Jack Sorensen is the Navy's best sonar operator, and is sonar chief of the USS Baracuda, the Navy's best fast-attack nuclear submarine. Sorenson thinks of submarine ops as a game ("Cowboys and Cossacks"), and he's always on the winning side.
The Barracuda has a run-in with a mystery sub, the likes of which Sorensen has never seen. While stalking each other, the two subs collide; the Barracuda is damaged, but survives, while the mystery sub is believed to have sank. Sorensen keeps replaying the events over in his head, with the help of a tape recorder he secretly installed in the sonar room to play back the sounds of the mystery sub's demise. Sorensen is convinced that the sub didn't sink, but instead dove to an unbelievable depth to make its escape.

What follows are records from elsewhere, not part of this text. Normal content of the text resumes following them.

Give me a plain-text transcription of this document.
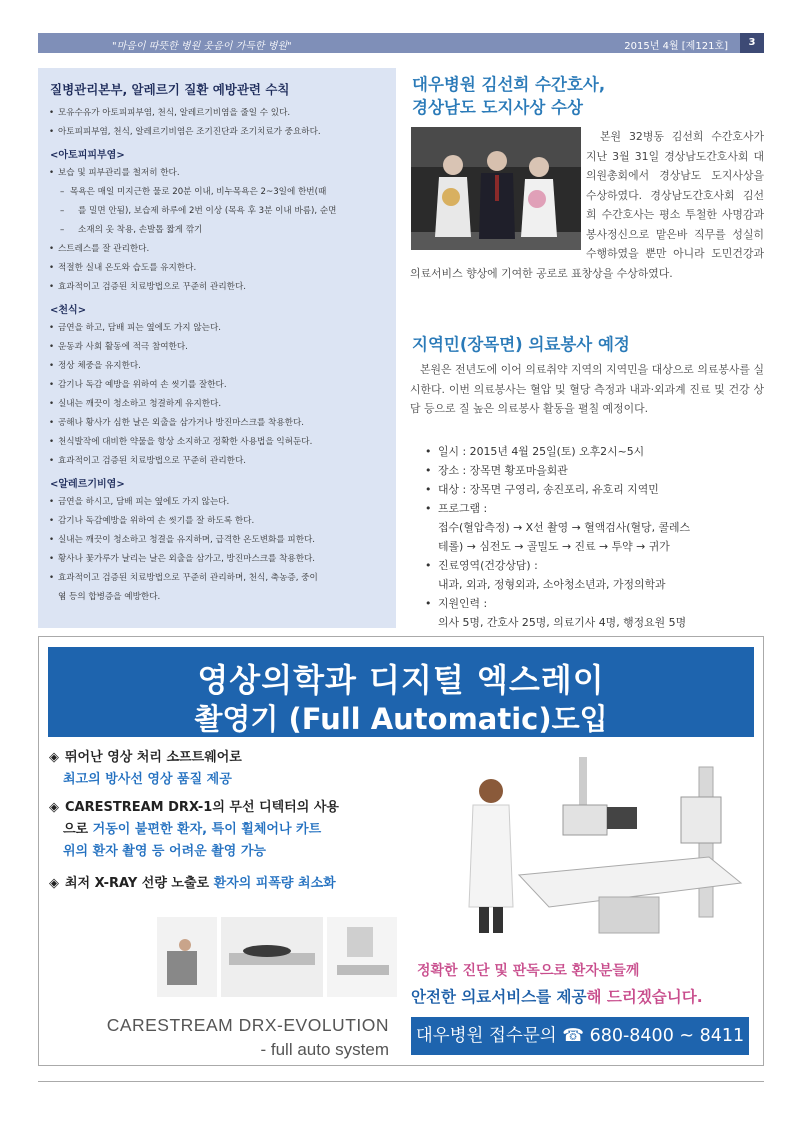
"마음이 따뜻한 병원 웃음이 가득한 병원"	2015년 4월 [제121호]	3
질병관리본부, 알레르기 질환 예방관련 수칙
• 모유수유가 아토피피부염, 천식, 알레르기비염을 줄일 수 있다.
• 아토피피부염, 천식, 알레르기비염은 조기진단과 조기치료가 중요하다.
<아토피피부염>
• 보습 및 피부관리를 철저히 한다.
– 목욕은 매일 미지근한 물로 20분 이내, 비누목욕은 2~3일에 한번(때
– 를 밀면 안됨), 보습제 하루에 2번 이상 (목욕 후 3분 이내 바름), 순면
– 소재의 옷 착용, 손발톱 짧게 깎기
• 스트레스를 잘 관리한다.
• 적절한 실내 온도와 습도를 유지한다.
• 효과적이고 검증된 치료방법으로 꾸준히 관리한다.
<천식>
• 금연을 하고, 담배 피는 옆에도 가지 않는다.
• 운동과 사회 활동에 적극 참여한다.
• 정상 체중을 유지한다.
• 감기나 독감 예방을 위하여 손 씻기를 잘한다.
• 실내는 깨끗이 청소하고 청결하게 유지한다.
• 공해나 황사가 심한 날은 외출을 삼가거나 방진마스크를 착용한다.
• 천식발작에 대비한 약물을 항상 소지하고 정확한 사용법을 익혀둔다.
• 효과적이고 검증된 치료방법으로 꾸준히 관리한다.
<알레르기비염>
• 금연을 하시고, 담배 피는 옆에도 가지 않는다.
• 감기나 독감예방을 위하여 손 씻기를 잘 하도록 한다.
• 실내는 깨끗이 청소하고 청결을 유지하며, 급격한 온도변화를 피한다.
• 황사나 꽃가루가 날리는 날은 외출을 삼가고, 방진마스크를 착용한다.
• 효과적이고 검증된 치료방법으로 꾸준히 관리하며, 천식, 축농증, 중이
– 염 등의 합병증을 예방한다.
대우병원 김선희 수간호사,
경상남도 도지사상 수상
본원 32병동 김선희 수간호사가 지난 3월 31일 경상남도간호사회 대의원총회에서 경상남도 도지사상을 수상하였다. 경상남도간호사회 김선희 수간호사는 평소 투철한 사명감과 봉사정신으로 맡은바 직무를 성실히 수행하였을 뿐만 아니라 도민건강과 의료서비스 향상에 기여한 공로로 표창상을 수상하였다.
지역민(장목면) 의료봉사 예정
본원은 전년도에 이어 의료취약 지역의 지역민을 대상으로 의료봉사를 실시한다. 이번 의료봉사는 혈압 및 혈당 측정과 내과·외과계 진료 및 건강 상담 등으로 질 높은 의료봉사 활동을 펼칠 예정이다.
• 일시 : 2015년 4월 25일(토) 오후2시~5시
• 장소 : 장목면 황포마을회관
• 대상 : 장목면 구영리, 송진포리, 유호리 지역민
• 프로그램 :
접수(혈압측정) → X선 촬영 → 혈액검사(혈당, 콜레스
테롤) → 심전도 → 골밀도 → 진료 → 투약 → 귀가
• 진료영역(건강상담) :
내과, 외과, 정형외과, 소아청소년과, 가정의학과
• 지원인력 :
의사 5명, 간호사 25명, 의료기사 4명, 행정요원 5명
영상의학과 디지털 엑스레이
촬영기 (Full Automatic)도입
◈ 뛰어난 영상 처리 소프트웨어로
최고의 방사선 영상 품질 제공
◈ CARESTREAM DRX-1의 무선 디텍터의 사용
으로 거동이 불편한 환자, 특이 휠체어나 카트
위의 환자 촬영 등 어려운 촬영 가능
◈ 최저 X-RAY 선량 노출로 환자의 피폭량 최소화
CARESTREAM DRX-EVOLUTION
- full auto system
정확한 진단 및 판독으로 환자분들께
안전한 의료서비스를 제공해 드리겠습니다.
대우병원 접수문의 ☎ 680-8400 ~ 8411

Now repaired, the Barracuda heads for the Atlantic, determined to document the new mystery sub, while the mystery sub and her captain will do everything they can to slip home undetected.
[edit] Inspiration
In May 1968, the USS Scorpion (SSN-589), a Skipjack-class nuclear fast-attack submarine, was mysteriously lost with all hands on board. Several other submarines were lost prior to the disappearance of the Scorpion, leading many to wonder if there was a secret "sub war" going on in the late 1960's. Joseph's yarn is a fictionalization of what might have happened to the Scorpion during her final cruise.